If you want a product stymied by big content, you have no further to look than the DAT (Digital Audio Tape.) Industry lobbying (Audio Home Recording Act of 1992) and vendor ham-fisting (by using “copyright bits”) killed DAT before it could replace tape and reel-to-reel as a viable alternative since it was lossless, and less prone to media degradation. Of course, it’s downfall did usher in CD and CD-writing technology.

fogbugzd (profile) says:

History of technology and the entertainment industry in the 20th century

We have gone through the same cycle several times.

Stage 1: Technology A is introduced.
Stage 2: Industry declares A will destroy their industry.
Stage 3: Industry learns to make money off A.
Stage 4: Industry comes to rely heavily on A.
Stage 5: Technology B is introduced.
Stage 6: Got to Stage 1, replacing A with B.

Fred Skoler (profile) says:

Mash-up for Mega Profits

Making great content is hard and those who own it should be compensated.

Those who aggregate it and find novel ways to bring it to the consumer have the opportunity to gain as well.

There are many innovations that can help direct consumers to great content. Old media companies just need to partner with innovators and or nurture innovation within their ranks.

The consumer will decide what she likes.

It is the job of the content publisher to find distribution methods that meet the needs of the content audience. Innovators will fill the gap if the Publisher fails to.

Old Media (Publishers) need to think of new distribution mechanisms as content. If I can better enjoy a Publisher’s content with feature X then it adds value. Publishers need to be on bleeding edge or open their minds to those who are and mash-up resources so that everyone wins.

Partner with the innovators and together capture a larger audience.

robin (profile) says:

Re: Mash-up for Mega Profits

“Making great content is hard..”

depends on the artist, but overall agreed.

..”and those who own it should be compensated.”

wrong, Wrong, WRONG.

the marketplace

will determine if

said artist

will be compensated,

by whatever mysterious criteria the marketplace chooses to employ.

the rest of post was excellent if i may take the liberty of saying.

bob (profile) says:

Free content astroturfing

I am his Highness’ dog at Kew;
Pray tell me, sir, whose dog are you?
–“On the Collar of a Dog” by Alexander Pope.

Mike– We all have to sing for our supper. Why do you think that Google News brought you in to discuss the future of the news business? Do you think they would bring in someone who might believe that maybe Google might help pay for the creation of the content that drives so much traffic to their site? They want their own dog on the pedestal.

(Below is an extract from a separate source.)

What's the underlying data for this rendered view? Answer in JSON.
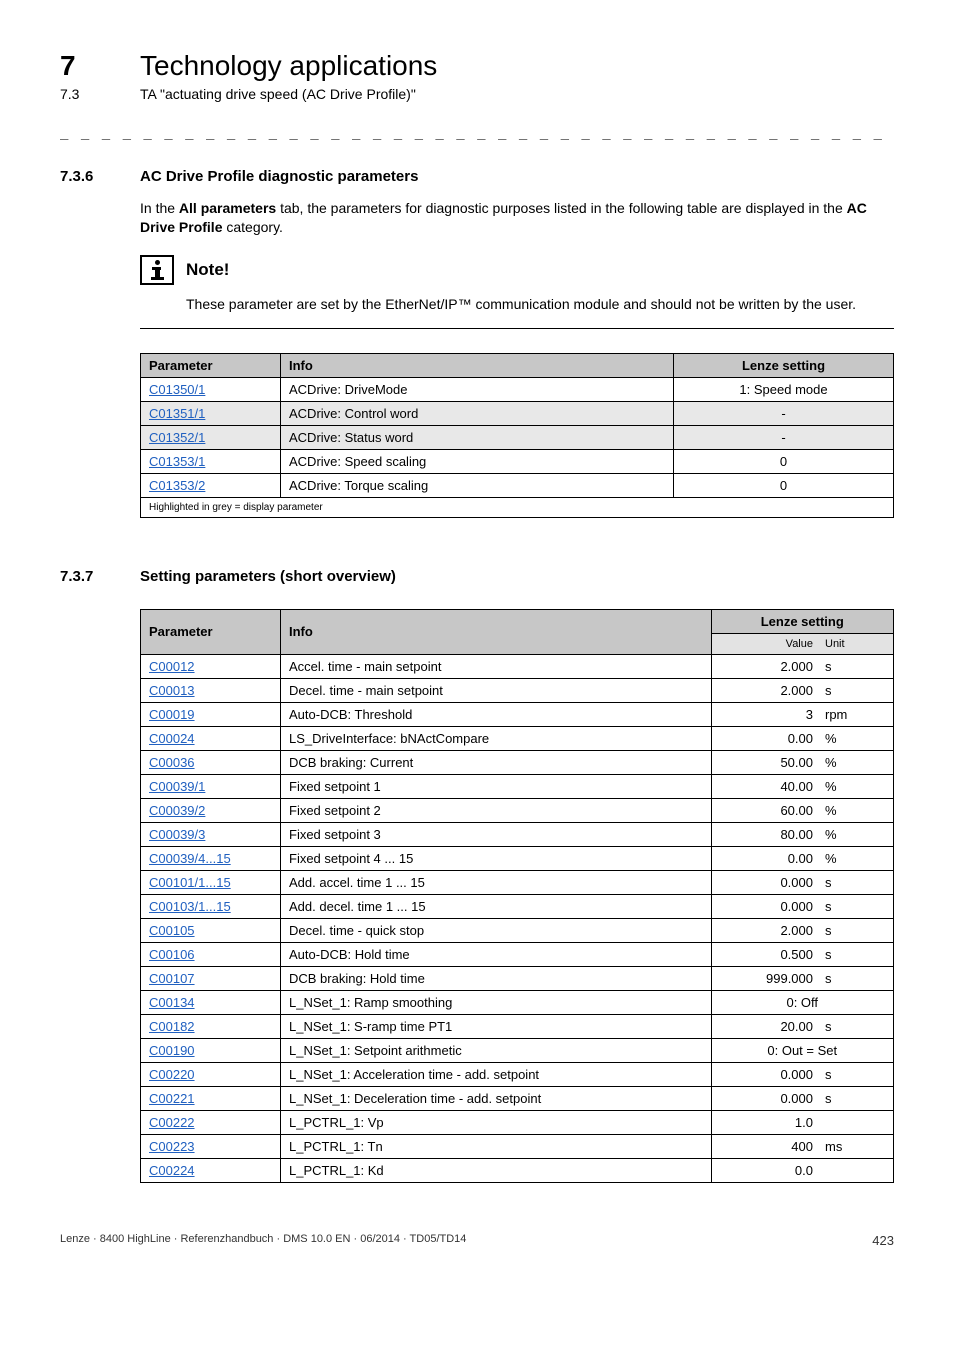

Why do you think the Consumer Electronics Association donates to the EFF?

Allworth is not listed in the Faculty directory of Harvard Business School. Nor is there any mention on the web site of this so-called ” Forum for Growth and Innovation at Harvard Business School”. That doesn’t mean that it’s not real but it does mean that it’s probably some soft money gig supported by an astroturfing company.

I won’t argue with the idea that many people love the idea of getting something for free, but pay attention to the companies who want to encourage it. While it may seem to you that they “get it”, as you like to say, they always seem to make more money when the people spend less on content.